If you listen closely do you at least hear a faint hum?


----------



## DangerMouse (Jul 17, 2008)

Where are you plugging them in? What port/hole?

DM


----------



## MagicalHome (Apr 12, 2010)

@Yoyizit: No, I didn't hear anything from the headphone, and I'm sure that the speakers isn't muted
@DM: there are 2 ports on the CPU case, 1 red and 1 green, for the microphone and the headset, rite? I did try to swap these ports, but nothing changes :'(


----------



## Fox (Mar 1, 2010)

MagicalHome said:


> I have a problem with my headphone. I plugged them into the computer's ports, but it didn't work. Looks like my comp cannot recognize and find a new software for my headphone. Is it a problem of the sound card?


You'll need to let us know which port you plugged them into. If the headphones need new software then it'll be a USB port or something similar, as regular headphones that use a 3.5mm jack don't require any software to operate, the soundcard does. Do a set of speakers, or another pair of headphones, work when plugged into the same jack?

Edit: Post originally stated a new topic should be made. Thread was moved; editing to remove suggestion of creating a new topic.


----------



## DangerMouse (Jul 17, 2008)

So... the headphones work on the laptop, but not plugged in the desktop case. This is normal.
The signal is so low your phones might not even hear it. Needs amplification.
Get yourself some POWERED speakers with a headphone jack in the front of one of them.
Shouldn't cost more than $10.00 if you don't already have some laying around.

DM


----------



## Fox (Mar 1, 2010)

I've never once heard of a sound card not supplying enough power to emit sound from a pair of headphones.

You've identified that the problem is not your headphones, as they work elsewhere. The problem appears to be related to your soundcard, either software to operate it, or settings configuring it. If it makes you feel safer, grab another pair of headphones or speakers and try those as well.
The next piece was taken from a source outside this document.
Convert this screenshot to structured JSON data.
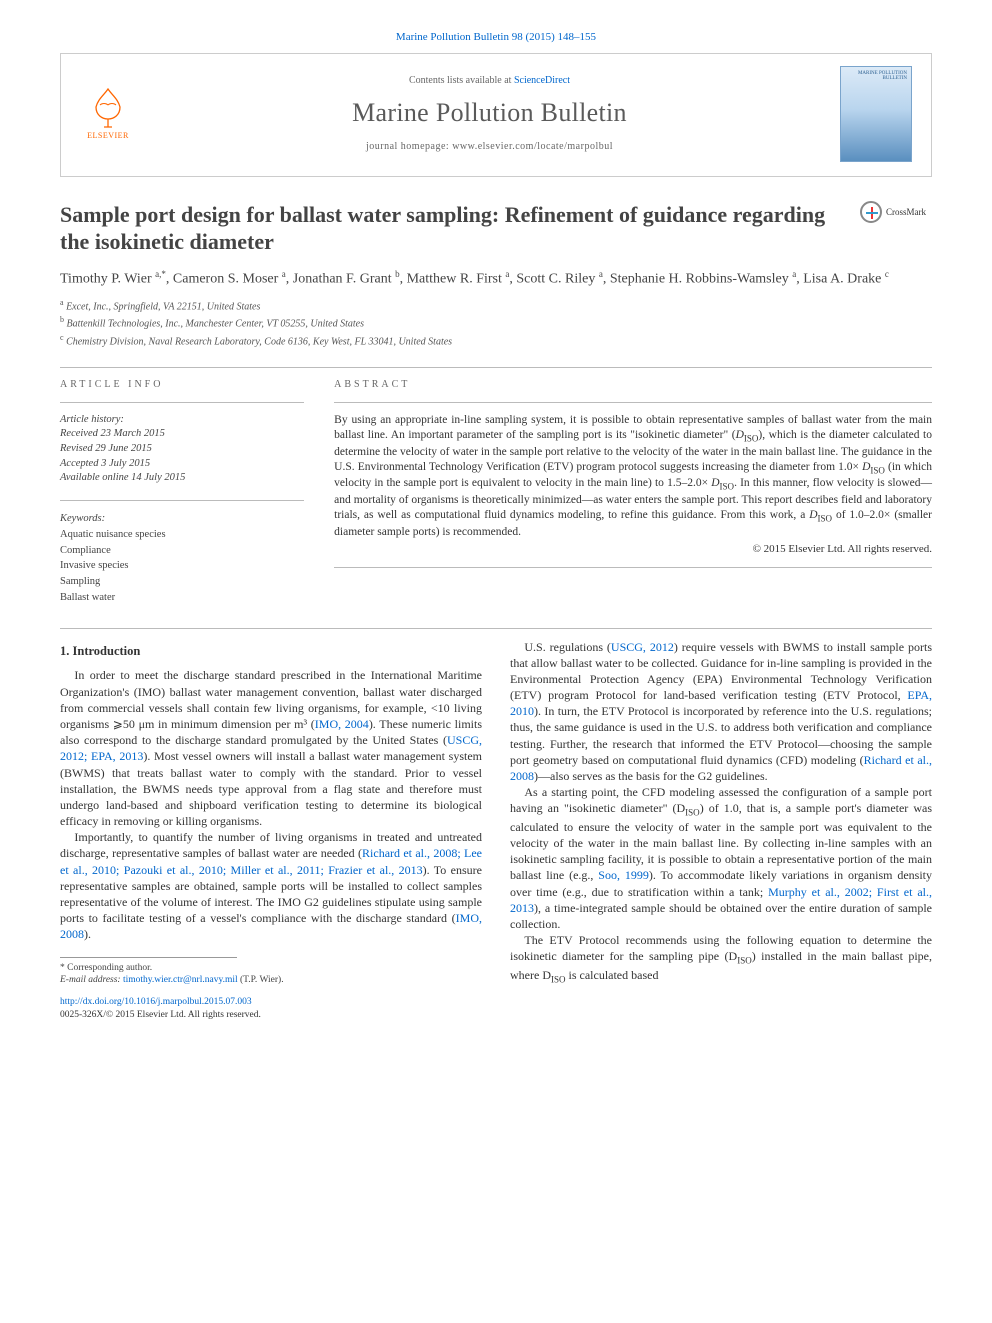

For the record, the red (or pink) 3.5mm port is for a microphone. The green 3.5mm port is for headphones or speakers. (Audio out)
You never need software to recognize a pair of headphones, or speakers if they're using 3.5mm ports. (only USB)

Your soundcard may not have the proper drivers installed, or it may be muted, or simply have the volume turned down.

I haven't played with Windows 7 a great deal, but you need to check the device manager and see if your sound card shows as installed, or as an "Unidentified Device", or some other similar name with a yellow question mark next to it.
You can find how to get to your device manager here: http://pcsupport.about.com/od/windows7/f/open-device-manager-windows-7.htm


----------



## Tizzer (Jul 24, 2010)

For the record, the red (or pink) 3.5mm port is for a microphone. The green 3.5mm port is for headphones or speakers. (Audio out)
You never need software to recognize a pair of headphones, or speakers if they're using 3.5mm ports. (only USB)
....................
Yep, my headphones plug into the green port and I've never used any software for them.


----------